Kanchanaburi (Kanburi), Thailand. c. 1945. The prisoner of war (POW) officers’ camp showing huts and parade ground. By January 1945 all officers, except some padres and medical officers, were concentrated in this special camp. From June 1945 the Japanese began evacuating these officers to Nakomnayok (Nakom Nayok) north of Bangkok. Kanchanaburi (also known to POWs as Kanburi) is located fifty kilometres north of Nong Pladuk (also known as Non Pladuk), or 364 kilometres south of Thanbyuzayat. (Donor B. Theobald). The town of Kanchanaburi is 129 kilometres North-West of Bangkok and is best reached by road, along the National Highway which runs north from the capital. There are bus and train services from Bangkok. Kanchanaburi War Cemetery is situated adjacent to Saeng Chuto Road which is the main road through the town. When approaching from Bangkok, the cemetery is on the left side of the road, towards the far (northern) end of the town. A Commission signpost faces the cemetery on the opposite side of the road.


Bridge on the River Kwai

Our tour began at the Bridge on the River Kwai (แม่น้ำแดว) (pronounced “quail” but without the “l”). This picturesque bridge spans a now beautiful and serene area of the countryside. The Bridge on the River Kwai is a popular tourist destination complete with food and souvenir stalls, but is a beautiful landmark nonetheless. The iron bridge has been modified to include a walkway and several side platforms. We used these as viewpoints to overlook several restaurants on the river’s edge and a  nearby temple. The bridge also has a small train catering to tourists that slowly ran back and forth along the tracks. The best views are on the other side of the river. Here there ample shady trees and much fewer tourists.
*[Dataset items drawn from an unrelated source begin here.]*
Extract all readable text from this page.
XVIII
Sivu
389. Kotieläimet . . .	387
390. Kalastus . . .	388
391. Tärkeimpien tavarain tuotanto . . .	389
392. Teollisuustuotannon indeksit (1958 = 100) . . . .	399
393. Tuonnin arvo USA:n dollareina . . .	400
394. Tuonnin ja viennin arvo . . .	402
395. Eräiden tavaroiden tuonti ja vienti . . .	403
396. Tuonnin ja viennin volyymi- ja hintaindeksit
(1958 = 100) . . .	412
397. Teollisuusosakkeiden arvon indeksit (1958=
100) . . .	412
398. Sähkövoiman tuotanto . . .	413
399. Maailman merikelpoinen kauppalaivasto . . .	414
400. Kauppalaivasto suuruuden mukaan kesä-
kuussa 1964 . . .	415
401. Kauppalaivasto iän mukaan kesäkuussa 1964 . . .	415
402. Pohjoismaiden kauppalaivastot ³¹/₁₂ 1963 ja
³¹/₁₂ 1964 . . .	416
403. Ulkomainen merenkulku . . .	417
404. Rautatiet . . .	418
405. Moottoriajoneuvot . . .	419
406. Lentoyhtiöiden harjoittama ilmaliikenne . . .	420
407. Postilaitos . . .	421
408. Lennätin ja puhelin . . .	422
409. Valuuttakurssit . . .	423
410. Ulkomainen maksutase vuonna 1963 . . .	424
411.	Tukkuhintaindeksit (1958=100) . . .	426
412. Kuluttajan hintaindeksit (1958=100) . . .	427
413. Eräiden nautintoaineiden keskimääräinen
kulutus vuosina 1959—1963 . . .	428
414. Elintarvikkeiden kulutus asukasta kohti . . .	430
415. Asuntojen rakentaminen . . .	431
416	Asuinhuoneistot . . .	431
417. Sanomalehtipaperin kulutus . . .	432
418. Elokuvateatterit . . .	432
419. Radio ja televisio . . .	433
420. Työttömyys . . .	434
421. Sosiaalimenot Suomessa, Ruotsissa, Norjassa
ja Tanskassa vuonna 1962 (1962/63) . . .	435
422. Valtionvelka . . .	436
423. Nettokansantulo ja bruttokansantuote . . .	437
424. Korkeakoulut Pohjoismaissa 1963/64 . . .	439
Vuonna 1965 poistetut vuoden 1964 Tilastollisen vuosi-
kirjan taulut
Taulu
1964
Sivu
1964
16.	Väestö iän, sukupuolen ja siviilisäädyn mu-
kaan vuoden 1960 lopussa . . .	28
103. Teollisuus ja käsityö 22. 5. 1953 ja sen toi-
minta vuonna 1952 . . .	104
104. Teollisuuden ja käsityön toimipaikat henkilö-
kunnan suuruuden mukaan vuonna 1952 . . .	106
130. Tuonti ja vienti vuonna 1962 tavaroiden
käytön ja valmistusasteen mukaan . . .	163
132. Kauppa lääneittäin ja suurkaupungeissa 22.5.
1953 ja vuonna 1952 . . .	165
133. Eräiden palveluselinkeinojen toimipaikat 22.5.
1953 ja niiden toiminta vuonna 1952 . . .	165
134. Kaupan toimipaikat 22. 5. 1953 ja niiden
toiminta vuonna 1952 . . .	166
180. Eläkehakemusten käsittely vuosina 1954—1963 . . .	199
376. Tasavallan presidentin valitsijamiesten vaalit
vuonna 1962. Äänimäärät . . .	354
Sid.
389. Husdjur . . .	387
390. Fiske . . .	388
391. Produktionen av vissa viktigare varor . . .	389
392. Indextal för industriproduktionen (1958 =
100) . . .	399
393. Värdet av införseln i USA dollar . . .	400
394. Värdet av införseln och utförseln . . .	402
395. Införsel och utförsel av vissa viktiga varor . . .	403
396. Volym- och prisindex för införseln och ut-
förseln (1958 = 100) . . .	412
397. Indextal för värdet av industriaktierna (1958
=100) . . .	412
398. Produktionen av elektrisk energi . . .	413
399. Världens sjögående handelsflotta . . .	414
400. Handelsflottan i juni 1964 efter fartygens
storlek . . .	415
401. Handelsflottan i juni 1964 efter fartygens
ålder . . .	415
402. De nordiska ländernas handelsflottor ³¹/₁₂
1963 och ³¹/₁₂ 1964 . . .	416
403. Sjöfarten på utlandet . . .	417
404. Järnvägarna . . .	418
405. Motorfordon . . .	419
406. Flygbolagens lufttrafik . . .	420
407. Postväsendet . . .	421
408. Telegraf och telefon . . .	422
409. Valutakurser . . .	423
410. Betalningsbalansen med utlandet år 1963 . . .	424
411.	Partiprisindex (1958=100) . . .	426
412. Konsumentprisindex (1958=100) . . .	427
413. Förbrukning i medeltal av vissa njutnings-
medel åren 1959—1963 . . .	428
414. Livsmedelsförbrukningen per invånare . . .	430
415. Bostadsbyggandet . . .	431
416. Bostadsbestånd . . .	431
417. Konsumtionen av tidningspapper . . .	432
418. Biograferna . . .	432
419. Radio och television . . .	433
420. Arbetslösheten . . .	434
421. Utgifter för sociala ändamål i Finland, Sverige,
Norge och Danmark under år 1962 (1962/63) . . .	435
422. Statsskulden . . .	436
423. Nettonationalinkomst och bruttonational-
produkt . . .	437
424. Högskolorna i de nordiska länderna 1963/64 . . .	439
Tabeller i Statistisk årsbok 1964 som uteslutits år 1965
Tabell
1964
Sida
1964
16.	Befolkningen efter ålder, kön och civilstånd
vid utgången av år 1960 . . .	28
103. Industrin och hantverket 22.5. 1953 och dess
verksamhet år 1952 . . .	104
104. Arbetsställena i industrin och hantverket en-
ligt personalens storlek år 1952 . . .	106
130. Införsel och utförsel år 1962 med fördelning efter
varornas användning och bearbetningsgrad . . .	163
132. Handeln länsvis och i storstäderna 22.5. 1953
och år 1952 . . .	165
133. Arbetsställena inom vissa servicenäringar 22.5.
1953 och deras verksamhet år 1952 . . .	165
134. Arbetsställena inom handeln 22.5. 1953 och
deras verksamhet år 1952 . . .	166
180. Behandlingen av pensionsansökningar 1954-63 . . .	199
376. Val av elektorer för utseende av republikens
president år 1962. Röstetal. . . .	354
Death Railway Museum and Research Center

Beside the Kanchanaburi War Cemetery is the Death Railway Museum. We easily spent an hour exploring the various exhibits of the Thailand-Burma Railway. The museum’s founder, Rod Beattie, did a phenomenal job presenting the railway’s history. He did so through hundreds of black and white photographs of the railway and the skeletal men who built it, displays of artifacts (both tools and memorabilia of the Allied prisoners and Japanese guards), and models of the landscape, bridges, and railway path. One can only begin to understand the level of intensity demanded by the railway’s construction and the barbarity and suffering that tens of thousands of men endured. We respectfully followed the request of the museum and did not take photographs of what was inside.


Kanchanaburi War Cemetery

Just up the street from the Bridge on the River Kwai is the Kanchanaburi War Cemetery.
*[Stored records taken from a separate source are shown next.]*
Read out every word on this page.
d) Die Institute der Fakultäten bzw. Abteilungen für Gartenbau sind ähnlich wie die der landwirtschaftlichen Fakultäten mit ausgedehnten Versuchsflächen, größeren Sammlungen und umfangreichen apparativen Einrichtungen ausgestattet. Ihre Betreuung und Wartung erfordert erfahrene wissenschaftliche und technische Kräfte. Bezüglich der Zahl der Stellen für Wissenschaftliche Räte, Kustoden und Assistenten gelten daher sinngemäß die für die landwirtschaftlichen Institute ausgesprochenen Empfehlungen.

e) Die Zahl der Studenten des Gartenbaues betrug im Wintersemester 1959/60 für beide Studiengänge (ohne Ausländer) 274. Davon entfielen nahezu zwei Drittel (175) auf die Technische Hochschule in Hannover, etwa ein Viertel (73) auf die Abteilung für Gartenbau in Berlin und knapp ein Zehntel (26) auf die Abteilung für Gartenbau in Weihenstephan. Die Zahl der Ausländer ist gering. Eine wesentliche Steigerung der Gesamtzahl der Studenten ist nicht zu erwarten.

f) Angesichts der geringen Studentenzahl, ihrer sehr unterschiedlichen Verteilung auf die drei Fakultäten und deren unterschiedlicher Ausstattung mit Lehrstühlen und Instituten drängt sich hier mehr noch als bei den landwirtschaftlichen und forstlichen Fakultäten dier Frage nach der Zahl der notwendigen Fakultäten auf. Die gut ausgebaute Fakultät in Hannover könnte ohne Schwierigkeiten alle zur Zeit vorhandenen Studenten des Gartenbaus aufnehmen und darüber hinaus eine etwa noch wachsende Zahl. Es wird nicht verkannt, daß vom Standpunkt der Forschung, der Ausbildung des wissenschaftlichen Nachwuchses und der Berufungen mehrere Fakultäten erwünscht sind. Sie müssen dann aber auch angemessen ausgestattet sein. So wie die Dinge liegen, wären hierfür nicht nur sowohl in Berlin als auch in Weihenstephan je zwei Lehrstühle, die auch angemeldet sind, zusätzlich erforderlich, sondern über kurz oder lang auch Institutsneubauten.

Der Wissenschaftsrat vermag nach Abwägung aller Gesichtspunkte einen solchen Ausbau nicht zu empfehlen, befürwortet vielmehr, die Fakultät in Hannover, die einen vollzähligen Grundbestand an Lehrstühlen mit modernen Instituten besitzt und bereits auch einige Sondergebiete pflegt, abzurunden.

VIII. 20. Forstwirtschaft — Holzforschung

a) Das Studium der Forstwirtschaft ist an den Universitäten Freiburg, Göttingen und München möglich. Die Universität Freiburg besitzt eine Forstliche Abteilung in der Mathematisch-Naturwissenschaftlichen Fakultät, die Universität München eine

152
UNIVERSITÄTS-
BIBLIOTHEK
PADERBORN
This cemetery is the resting place for nearly 7,000 Australian, English, and Dutch POWs who died during the construction of the Death Railway. The remains of American POWs have since been returned to the US. These men were originally buried at the POW camp grounds stationed along the railway, but years later, their remains were found, identified, and laid to rest in this memorial cemetery. The sacred grounds were perfectly manicured and serene. As we walked down the aisles, we took notice of the men who died so young. Some were just 18 years old, while many of the graves markers we looked at were in their very early twenties. Although nothing can make up for the suffering these men went through, this is a peaceful way to remember their sacrifices.